Successful projects from Phase One of the Net Zero Living Programme will be invited to apply to Phase Two, which will fund up to six places, with the potential of up to £5m per project, to deliver their innovative net zero plans.

Moraig Lyall, Chair of the Council’s Environment and Transport Committee said:  “The Net Zero Route Maps have increased our success at accessing funding, and it is great that we are moving into the action phase in working towards targets and realising our ambitions for Shetland’s future.  Locally focussed projects like the Shetland Rural Energy Hub will have many benefits for the Shetland community.”

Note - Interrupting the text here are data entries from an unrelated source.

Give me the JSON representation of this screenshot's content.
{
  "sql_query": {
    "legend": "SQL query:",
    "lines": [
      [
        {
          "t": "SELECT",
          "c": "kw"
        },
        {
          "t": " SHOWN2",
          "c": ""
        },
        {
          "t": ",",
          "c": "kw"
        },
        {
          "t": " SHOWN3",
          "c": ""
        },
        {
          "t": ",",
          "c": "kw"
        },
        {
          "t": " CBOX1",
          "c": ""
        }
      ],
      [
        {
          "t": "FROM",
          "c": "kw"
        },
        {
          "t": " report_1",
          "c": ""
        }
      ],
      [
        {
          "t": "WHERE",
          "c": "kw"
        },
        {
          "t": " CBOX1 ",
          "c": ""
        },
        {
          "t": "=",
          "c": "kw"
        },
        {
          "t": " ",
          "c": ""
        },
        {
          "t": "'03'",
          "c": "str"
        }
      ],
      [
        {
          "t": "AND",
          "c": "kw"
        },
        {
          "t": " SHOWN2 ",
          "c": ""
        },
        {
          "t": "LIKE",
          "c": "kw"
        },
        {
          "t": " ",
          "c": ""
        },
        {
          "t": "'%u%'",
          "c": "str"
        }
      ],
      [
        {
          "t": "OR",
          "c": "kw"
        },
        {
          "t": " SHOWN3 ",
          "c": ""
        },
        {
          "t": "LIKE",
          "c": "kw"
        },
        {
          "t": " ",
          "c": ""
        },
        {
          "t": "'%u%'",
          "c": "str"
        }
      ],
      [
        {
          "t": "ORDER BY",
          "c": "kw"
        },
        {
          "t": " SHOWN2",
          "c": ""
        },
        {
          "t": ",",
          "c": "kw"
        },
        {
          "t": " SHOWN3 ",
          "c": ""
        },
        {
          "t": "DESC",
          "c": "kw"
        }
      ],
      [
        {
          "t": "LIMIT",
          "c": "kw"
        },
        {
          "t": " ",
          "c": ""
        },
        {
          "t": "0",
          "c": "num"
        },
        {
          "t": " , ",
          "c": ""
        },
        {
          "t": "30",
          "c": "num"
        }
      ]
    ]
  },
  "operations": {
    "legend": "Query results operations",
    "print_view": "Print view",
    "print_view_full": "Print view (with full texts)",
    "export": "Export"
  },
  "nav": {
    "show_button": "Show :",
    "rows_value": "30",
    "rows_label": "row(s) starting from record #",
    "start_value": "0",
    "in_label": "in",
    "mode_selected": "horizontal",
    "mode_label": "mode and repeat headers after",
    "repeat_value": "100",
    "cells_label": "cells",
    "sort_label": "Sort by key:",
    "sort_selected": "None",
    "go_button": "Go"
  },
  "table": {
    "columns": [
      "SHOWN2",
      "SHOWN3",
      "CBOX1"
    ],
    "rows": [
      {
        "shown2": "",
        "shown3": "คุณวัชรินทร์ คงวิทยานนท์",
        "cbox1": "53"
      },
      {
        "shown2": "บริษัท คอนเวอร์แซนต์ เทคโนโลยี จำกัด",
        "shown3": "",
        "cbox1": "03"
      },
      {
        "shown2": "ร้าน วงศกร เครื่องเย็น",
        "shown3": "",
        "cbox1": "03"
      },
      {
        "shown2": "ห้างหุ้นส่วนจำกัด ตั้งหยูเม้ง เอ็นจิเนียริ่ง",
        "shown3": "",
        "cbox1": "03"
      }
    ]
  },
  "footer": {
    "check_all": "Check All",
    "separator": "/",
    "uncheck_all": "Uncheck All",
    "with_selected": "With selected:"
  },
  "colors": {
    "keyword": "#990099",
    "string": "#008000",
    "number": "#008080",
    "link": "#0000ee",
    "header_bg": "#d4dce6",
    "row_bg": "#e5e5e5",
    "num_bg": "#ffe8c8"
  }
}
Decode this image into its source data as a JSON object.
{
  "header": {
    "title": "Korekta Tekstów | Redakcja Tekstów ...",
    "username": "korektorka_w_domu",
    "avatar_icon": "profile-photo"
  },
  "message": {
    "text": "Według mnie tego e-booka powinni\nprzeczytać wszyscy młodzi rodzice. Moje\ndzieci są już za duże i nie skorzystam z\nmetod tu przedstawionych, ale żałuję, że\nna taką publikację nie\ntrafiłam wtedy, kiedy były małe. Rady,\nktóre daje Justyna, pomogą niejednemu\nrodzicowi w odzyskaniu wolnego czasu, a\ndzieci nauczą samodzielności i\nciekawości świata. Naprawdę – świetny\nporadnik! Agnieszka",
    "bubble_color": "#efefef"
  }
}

Ian Johnstone, Aquatera Director said: “We are excited to be supporting Shetland Islands Council in the innovative Shetland Rural Energy Hub project to explore the feasibility of delivering decarbonisations through a model of rural energy hubs.  Shetland has been doing pioneering work in decarbonisation for years and this funding provides an important opportunity to draw on learning from previous projects, to consider solutions to overcome the non-technical barriers that have already been encountered and how we can then accelerate the route to net zero.”

Mark Hull, Chief Technical Officer, Community Energy Scotland said:  “Delighted to be playing our part in this innovative and farsighted project. Once again apparently remote Island Communities are at the centre of driving practical, but potentially radical, progress and transition; showing ways we can all prosper, creating local solutions to our global challenge.”